目の前ではソリスが男たちを捕らえており、ルーンが何やら魔法を使いリーダー格の頭に手を当てていた。
俺の後ろには棺の群れ。遺体が多数置かれており、さっき覗いた時もそれ以上の変わった様子はなかった。
だが。
「女神の神託者かァ。ギャハハハハハハハ!!」
それは悪意に満ちた声だった。
耳障りで、恐ろしいほどに人間と掛け離れたものを感じさせる。
「使えねえ人間だが、魔石が破壊されたと聞いて見に来てみれば――」
俺はゆっくりと振り返る。
「――こォんなガキにやられちまうとは、人間ってホント使えねえナァ」
声を失う。
明らかに異形の見た目。捻じ曲がった角、紫がかった肌。瞳は黄色く濁っており、その瞳孔は蛇のように縦に開いている。
口元から覗かせる牙は明らかに肉食獣のものと同じで、二メートルはあろうかという身長は、圧倒的な威圧感を放っていた。

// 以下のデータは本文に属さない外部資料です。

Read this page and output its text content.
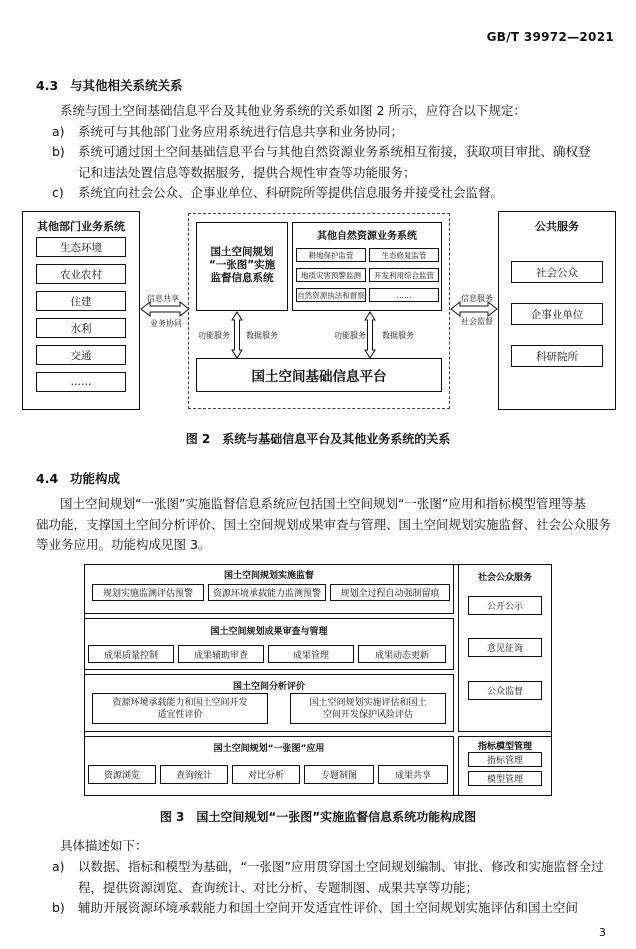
GB/T 39972—2021
4.3 与其他相关系统关系
系统与国土空间基础信息平台及其他业务系统的关系如图 2 所示，应符合以下规定：
a) 系统可与其他部门业务应用系统进行信息共享和业务协同；
b) 系统可通过国土空间基础信息平台与其他自然资源业务系统相互衔接，获取项目审批、确权登
记和违法处置信息等数据服务，提供合规性审查等功能服务；
c) 系统宜向社会公众、企事业单位、科研院所等提供信息服务并接受社会监督。
其他部门业务系统
生态环境
农业农村
住建
水利
交通
……
国土空间规划
“一张图”实施
监督信息系统
其他自然资源业务系统
耕地保护监管	生态修复监管
地质灾害预警监测	开发利用综合监管
自然资源执法和督察	……
国土空间基础信息平台
功能服务 数据服务	功能服务 数据服务
信息共享
业务协同
信息服务
社会监督
公共服务
社会公众
企事业单位
科研院所
图 2　系统与基础信息平台及其他业务系统的关系
4.4 功能构成
国土空间规划“一张图”实施监督信息系统应包括国土空间规划“一张图”应用和指标模型管理等基
础功能，支撑国土空间分析评价、国土空间规划成果审查与管理、国土空间规划实施监督、社会公众服务
等业务应用。功能构成见图 3。
国土空间规划实施监督
规划实施监测评估预警	资源环境承载能力监测预警	规划全过程自动强制留痕
国土空间规划成果审查与管理
成果质量控制	成果辅助审查	成果管理	成果动态更新
国土空间分析评价
资源环境承载能力和国土空间开发
适宜性评价
国土空间规划实施评估和国土
空间开发保护风险评估
国土空间规划“一张图”应用
资源浏览	查询统计	对比分析	专题制图	成果共享
社会公众服务
公开公示
意见征询
公众监督
指标模型管理
指标管理
模型管理
图 3　国土空间规划“一张图”实施监督信息系统功能构成图
具体描述如下：
a) 以数据、指标和模型为基础，“一张图”应用贯穿国土空间规划编制、审批、修改和实施监督全过
程，提供资源浏览、查询统计、对比分析、专题制图、成果共享等功能；
b) 辅助开展资源环境承载能力和国土空间开发适宜性评价、国土空间规划实施评估和国土空间
3
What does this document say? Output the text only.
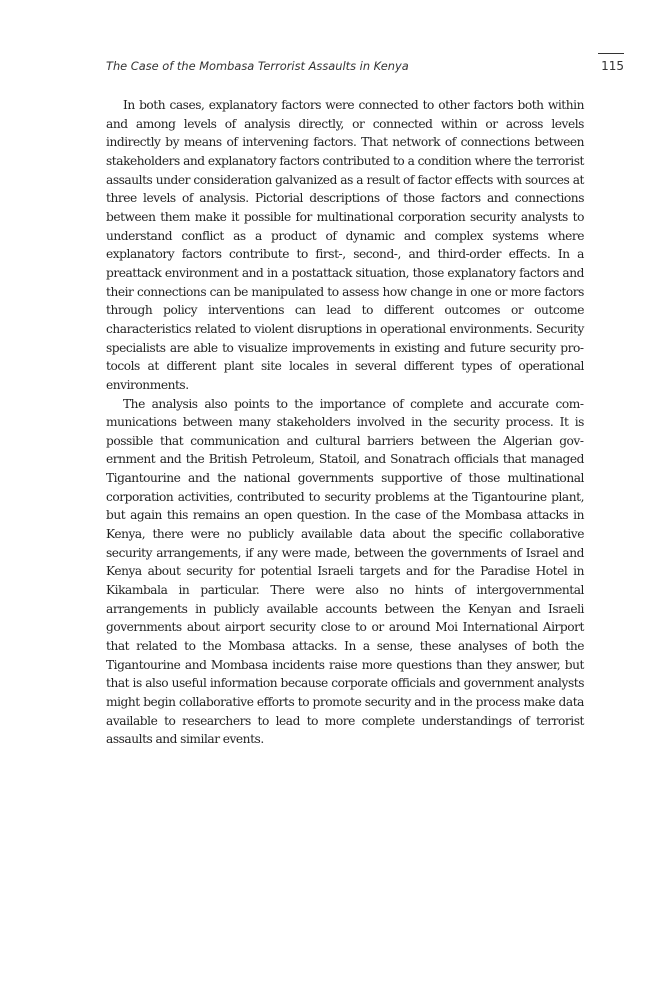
The Case of the Mombasa Terrorist Assaults in Kenya	115

In both cases, explanatory factors were connected to other factors both within and among levels of analysis directly, or connected within or across levels indirectly by means of intervening factors. That network of connections between stakeholders and explanatory factors contributed to a condition where the terrorist assaults under consideration galvanized as a result of factor effects with sources at three levels of analysis. Pictorial descriptions of those factors and connections between them make it possible for multinational corporation security analysts to understand conflict as a product of dynamic and complex systems where explanatory factors contribute to first-, second-, and third-order effects. In a preattack environment and in a postattack situation, those explanatory factors and their connections can be manipulated to assess how change in one or more factors through policy interventions can lead to different outcomes or outcome characteristics related to violent disruptions in operational environments. Security specialists are able to visualize improvements in existing and future security protocols at different plant site locales in several different types of operational environments.

The analysis also points to the importance of complete and accurate communications between many stakeholders involved in the security process. It is possible that communication and cultural barriers between the Algerian government and the British Petroleum, Statoil, and Sonatrach officials that managed Tigantourine and the national governments supportive of those multinational corporation activities, contributed to security problems at the Tigantourine plant, but again this remains an open question. In the case of the Mombasa attacks in Kenya, there were no publicly available data about the specific collaborative security arrangements, if any were made, between the governments of Israel and Kenya about security for potential Israeli targets and for the Paradise Hotel in Kikambala in particular. There were also no hints of intergovernmental arrangements in publicly available accounts between the Kenyan and Israeli governments about airport security close to or around Moi International Airport that related to the Mombasa attacks. In a sense, these analyses of both the Tigantourine and Mombasa incidents raise more questions than they answer, but that is also useful information because corporate officials and government analysts might begin collaborative efforts to promote security and in the process make data available to researchers to lead to more complete understandings of terrorist assaults and similar events.
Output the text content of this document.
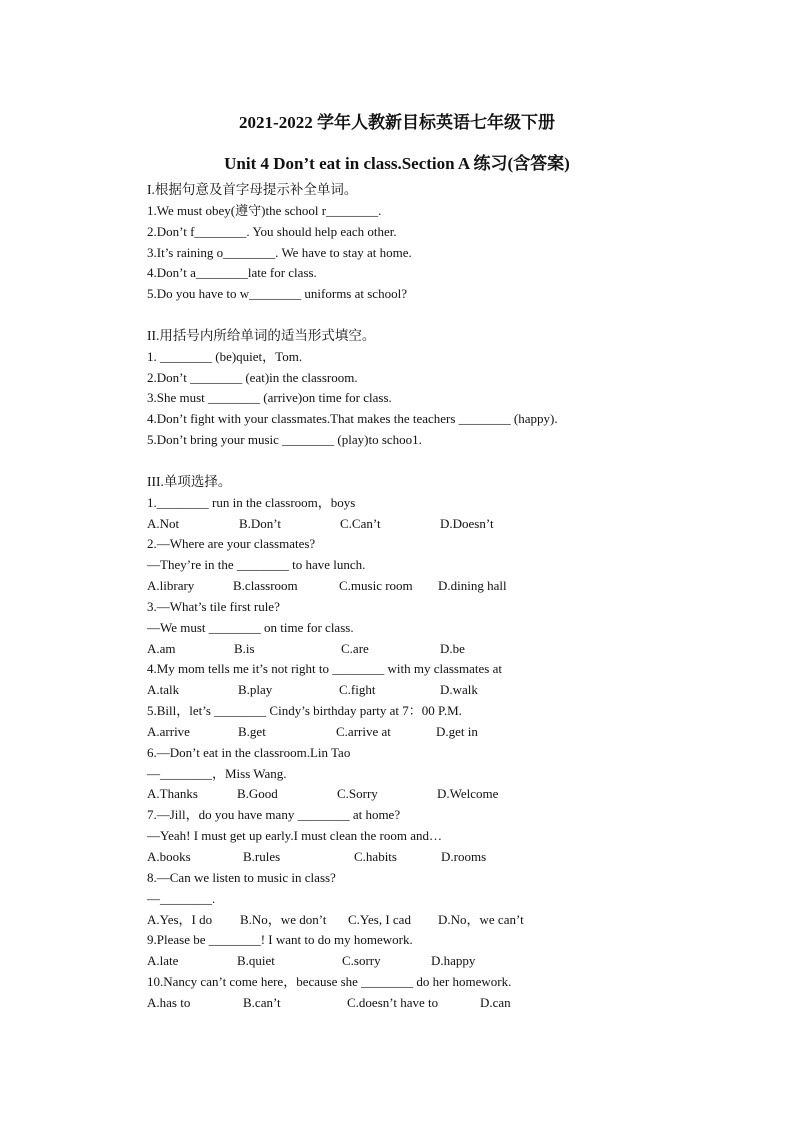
2021-2022 学年人教新目标英语七年级下册
Unit 4 Don’t eat in class.Section A 练习(含答案)
I.根据句意及首字母提示补全单词。
1.We must obey(遵守)the school r________.
2.Don’t f________. You should help each other.
3.It’s raining o________. We have to stay at home.
4.Don’t a________late for class.
5.Do you have to w________ uniforms at school?
II.用括号内所给单词的适当形式填空。
1. ________ (be)quiet，Tom.
2.Don’t ________ (eat)in the classroom.
3.She must ________ (arrive)on time for class.
4.Don’t fight with your classmates.That makes the teachers ________ (happy).
5.Don’t bring your music ________ (play)to schoo1.
III.单项选择。
1.________ run in the classroom，boys
A.Not	B.Don’t	C.Can’t	D.Doesn’t
2.—Where are your classmates?
—They’re in the ________ to have lunch.
A.library	B.classroom	C.music room	D.dining hall
3.—What’s tile first rule?
—We must ________ on time for class.
A.am	B.is	C.are	D.be
4.My mom tells me it’s not right to ________ with my classmates at
A.talk	B.play	C.fight	D.walk
5.Bill，let’s ________ Cindy’s birthday party at 7：00 P.M.
A.arrive	B.get	C.arrive at	D.get in
6.—Don’t eat in the classroom.Lin Tao
—________，Miss Wang.
A.Thanks	B.Good	C.Sorry	D.Welcome
7.—Jill，do you have many ________ at home?
—Yeah! I must get up early.I must clean the room and…
A.books	B.rules	C.habits	D.rooms
8.—Can we listen to music in class?
—________.
A.Yes，I do	B.No，we don’t	C.Yes, I cad	D.No，we can’t
9.Please be ________! I want to do my homework.
A.late	B.quiet	C.sorry	D.happy
10.Nancy can’t come here，because she ________ do her homework.
A.has to	B.can’t	C.doesn’t have to	D.can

悪魔だ。俺たちが想像する神話上の存在。直感的にそう思った。
「まァ~尻ぬぐいも俺の仕事の一つだしナァ~? おーいガキども」
悪魔が俺たちへ手を伸ばす。にこやかな笑みを浮かべているが、そこにはどす黒い感情が渦巻いていた。
声を掛けられて、二人は初めてそいつを見た。
「フレア!」
「炎装! らあああああああああ!!」
ソリスとルーンは既に動いていた。炎を纏った剣で悪魔に斬りかかる。
俺はメーネの遺体を抱きよせ、ゆっくりと立ち上がる。
「悪ィが、遊びに来たわけじゃないんでナァ!」
悪魔は欠伸をしていた。
そして頭を掻きながら、反対の手でソリスの攻撃を受け止めた。
ヤバイ、と直感した俺は練術を使用して最高速度で逃げる。
「ファイア」
「――ッ!?」
悪魔が呟いた。
直後俺の背中から爆風が押し寄せる。なんとか扉の外に出ていた俺は、その勢いのまま広間に放り出された。
背中が焼け爛れているのか、痛みで意識を保てない。
既に扉の中にいた二人の生命を感じることが出来ず、何が起きたのか理解できない。
俺は薄れる意識の中、画面を表示させる。
「ん? お前――」
悪魔が俺を見つけると、次の瞬間には傍に立っている。奴は何者かの首を掴んでいる。焼け焦げてその体はもう何者かわからないが、真っ赤な髪がハラリと落ち――!
俺は一心不乱に画面に触れる。
「お前、まさか女神の転生者か――」
悪魔が呟くと俺の指を踏み潰す。
痛みに悲鳴をあげるが、俺はギリギリ間に合っている。
光が溢れる。
「今すぐ逃げろおおおおお!!」
俺は魔の導きの制圧を終えた部屋に向かって叫ぶ。
「未来から戻って来たのか!」
ルーンが俺を見て言った。俺は頷くと、メーネを抱えたまま部屋の外へ走る。
直ぐに広間へ出て、地下通路を抜ける。小屋の外までやって来ると、森の奥で禍々しい魔力が渦巻き始めていた。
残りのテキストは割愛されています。